La cour observera en outre que la société M N pouvait faire délivrer des sommations interpellatives à ses anciens clients.
Il résulte de ce qui précède que la société MED GEN a procédé à l’étalonnage d’audiomètres E auprès de quelques clients de la société M N, alors qu’elle ne pouvait ignorer que celle-ci avait acquis auprès de la société FIM le logiciel nécessaire et suivi les formations requises pour y procéder, logiciels et formations dont pour sa part elle ne disposait pas.
Elle s’est ainsi rendu coupable de concurrence déloyale envers la société M N.

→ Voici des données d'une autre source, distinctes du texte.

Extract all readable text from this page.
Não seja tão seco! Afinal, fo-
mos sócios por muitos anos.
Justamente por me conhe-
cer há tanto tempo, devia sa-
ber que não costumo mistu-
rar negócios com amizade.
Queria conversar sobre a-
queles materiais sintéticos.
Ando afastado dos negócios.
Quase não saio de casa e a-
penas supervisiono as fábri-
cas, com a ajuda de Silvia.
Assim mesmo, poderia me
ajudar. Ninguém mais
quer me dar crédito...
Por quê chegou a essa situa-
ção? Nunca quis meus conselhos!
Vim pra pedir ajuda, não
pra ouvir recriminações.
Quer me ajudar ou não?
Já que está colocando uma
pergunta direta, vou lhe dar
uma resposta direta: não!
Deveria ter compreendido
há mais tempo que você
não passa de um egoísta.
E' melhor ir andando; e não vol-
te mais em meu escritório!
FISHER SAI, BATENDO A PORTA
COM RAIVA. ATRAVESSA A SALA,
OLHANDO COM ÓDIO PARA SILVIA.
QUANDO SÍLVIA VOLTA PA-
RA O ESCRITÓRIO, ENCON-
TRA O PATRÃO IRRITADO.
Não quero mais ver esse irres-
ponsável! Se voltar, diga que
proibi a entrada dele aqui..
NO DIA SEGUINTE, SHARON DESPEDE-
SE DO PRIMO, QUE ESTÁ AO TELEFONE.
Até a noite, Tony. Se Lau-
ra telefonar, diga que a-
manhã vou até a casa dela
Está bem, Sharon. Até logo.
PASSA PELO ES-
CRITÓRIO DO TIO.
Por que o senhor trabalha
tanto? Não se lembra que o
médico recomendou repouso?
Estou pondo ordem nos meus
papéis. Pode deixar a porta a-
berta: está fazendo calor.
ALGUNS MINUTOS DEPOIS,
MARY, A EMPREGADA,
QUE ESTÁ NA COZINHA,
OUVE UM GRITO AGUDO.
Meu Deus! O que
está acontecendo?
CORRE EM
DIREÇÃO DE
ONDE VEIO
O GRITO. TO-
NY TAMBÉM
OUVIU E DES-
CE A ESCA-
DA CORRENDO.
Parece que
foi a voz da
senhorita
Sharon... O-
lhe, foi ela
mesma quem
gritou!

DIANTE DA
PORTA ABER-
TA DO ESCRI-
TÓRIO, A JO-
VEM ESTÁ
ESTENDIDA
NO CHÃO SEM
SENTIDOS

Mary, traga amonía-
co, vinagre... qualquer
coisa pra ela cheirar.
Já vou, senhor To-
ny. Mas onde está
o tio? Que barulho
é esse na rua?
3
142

Le préjudice va au delà du bénéfice généré par l’étalonnage des audiomètres E puisque les
clients confient d’autres prestations à la société intervenante, en revanche, il doit être évalué en considération du bénéfice perdu et non du chiffre d’affaire non réalisé.
Le préjudice résultant de la perte de chance de facturer les clients perdus sur leurs prestations récurrentes doit aussi s’apprécier en considération de la faible ampleur du détournement de clientèle démontré.

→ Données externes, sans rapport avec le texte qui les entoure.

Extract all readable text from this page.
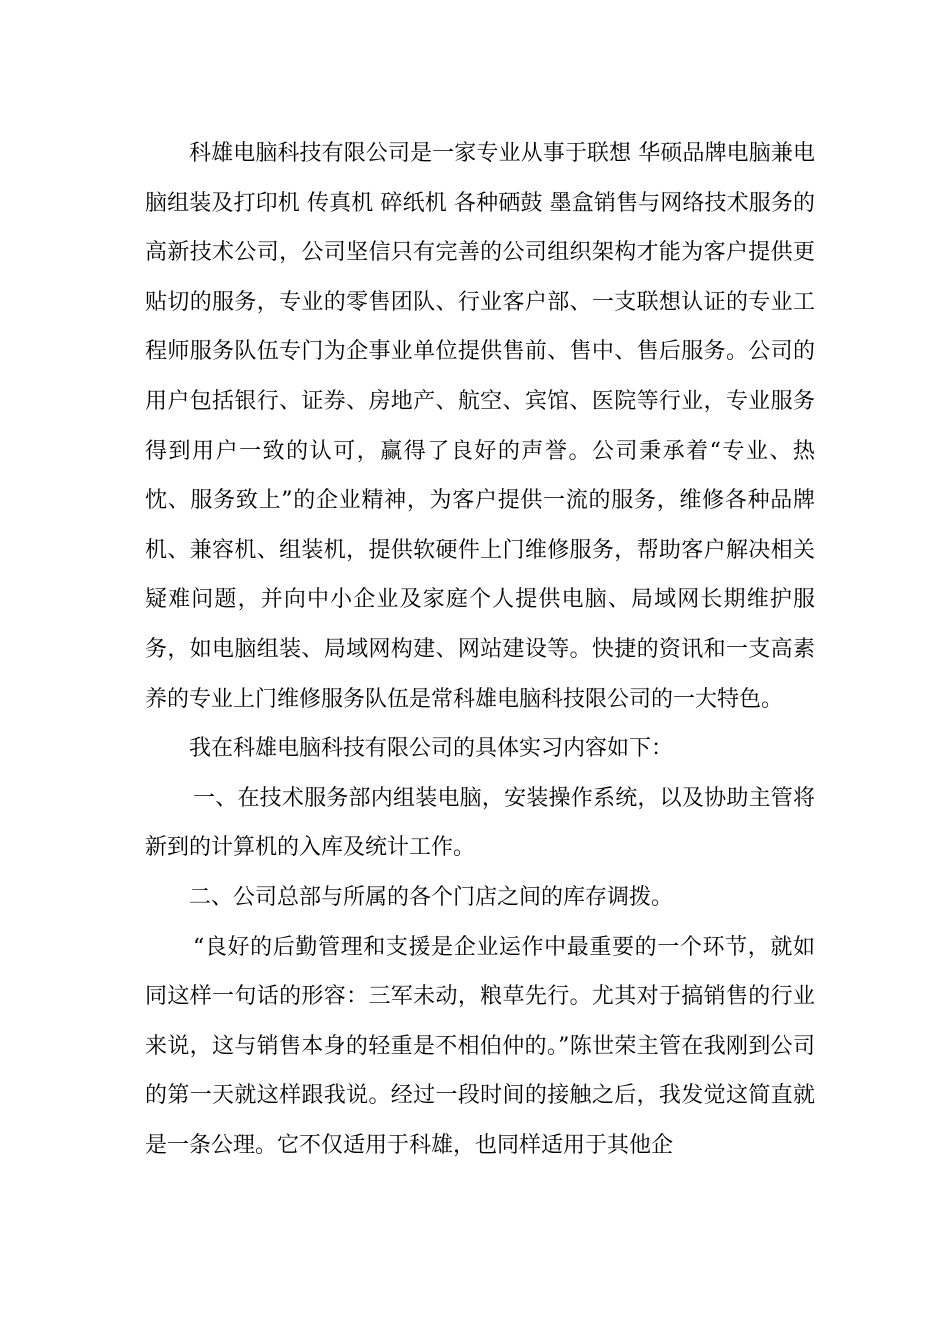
科雄电脑科技有限公司是一家专业从事于联想 华硕品牌电脑兼电脑组装及打印机 传真机 碎纸机 各种硒鼓 墨盒销售与网络技术服务的高新技术公司，公司坚信只有完善的公司组织架构才能为客户提供更贴切的服务，专业的零售团队、行业客户部、一支联想认证的专业工程师服务队伍专门为企事业单位提供售前、售中、售后服务。公司的用户包括银行、证券、房地产、航空、宾馆、医院等行业，专业服务得到用户一致的认可，赢得了良好的声誉。公司秉承着“专业、热忱、服务致上”的企业精神，为客户提供一流的服务，维修各种品牌机、兼容机、组装机，提供软硬件上门维修服务，帮助客户解决相关疑难问题，并向中小企业及家庭个人提供电脑、局域网长期维护服务，如电脑组装、局域网构建、网站建设等。快捷的资讯和一支高素养的专业上门维修服务队伍是常科雄电脑科技限公司的一大特色。

我在科雄电脑科技有限公司的具体实习内容如下：

一、在技术服务部内组装电脑，安装操作系统，以及协助主管将新到的计算机的入库及统计工作。

二、公司总部与所属的各个门店之间的库存调拨。

“良好的后勤管理和支援是企业运作中最重要的一个环节，就如同这样一句话的形容：三军未动，粮草先行。尤其对于搞销售的行业来说，这与销售本身的轻重是不相伯仲的。”陈世荣主管在我刚到公司的第一天就这样跟我说。经过一段时间的接触之后，我发觉这简直就是一条公理。它不仅适用于科雄，也同样适用于其他企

En considération des éléments dont dispose la cour, il sera évalué à la somme de 15 000€.
Sur la demande de dommages et intérêts de la société MED GEN
Dès lors que la société M N obtient partiellement gain de cause devant la cour, il ne peut lui être reproché d’avoir abusé de son droit d’agir en justice.
La décision déférée ayant omis de répondre à cette demande de dommages et intérêts dans son dispositif, la cour déboutera la société MED GEN.
Sur l’article 700 du CPC et les dépens
La société MED GEN supportera les dépens de première instance et d’appel, l’équité justifiant sa condamnation au paiement d’une somme de 2000€ en application des dispositions de l’article 700 du code de procédure civile.
PAR CES MOTIFS
LA COUR,
Déclare recevables les pièces figurant au bordereau de communication de pièces de la SARL M N,
INFIRME la décision déférée,
statuant à nouveau,
Condamne la […] à payer à la SARL M N la somme de 15 000€ à titre de dommages et intérêts, pour actes de concurrence déloyale,
y ajoutant,
Déboute la […] de sa demande de dommages et intérêts pour procédure abusive,
Condamne la […] à payer à la SARL M N la somme de 2000 € en application des dispositions de l’article 700 du code de procédure civile,
La condamne aux entiers dépens de première instance et d’appel.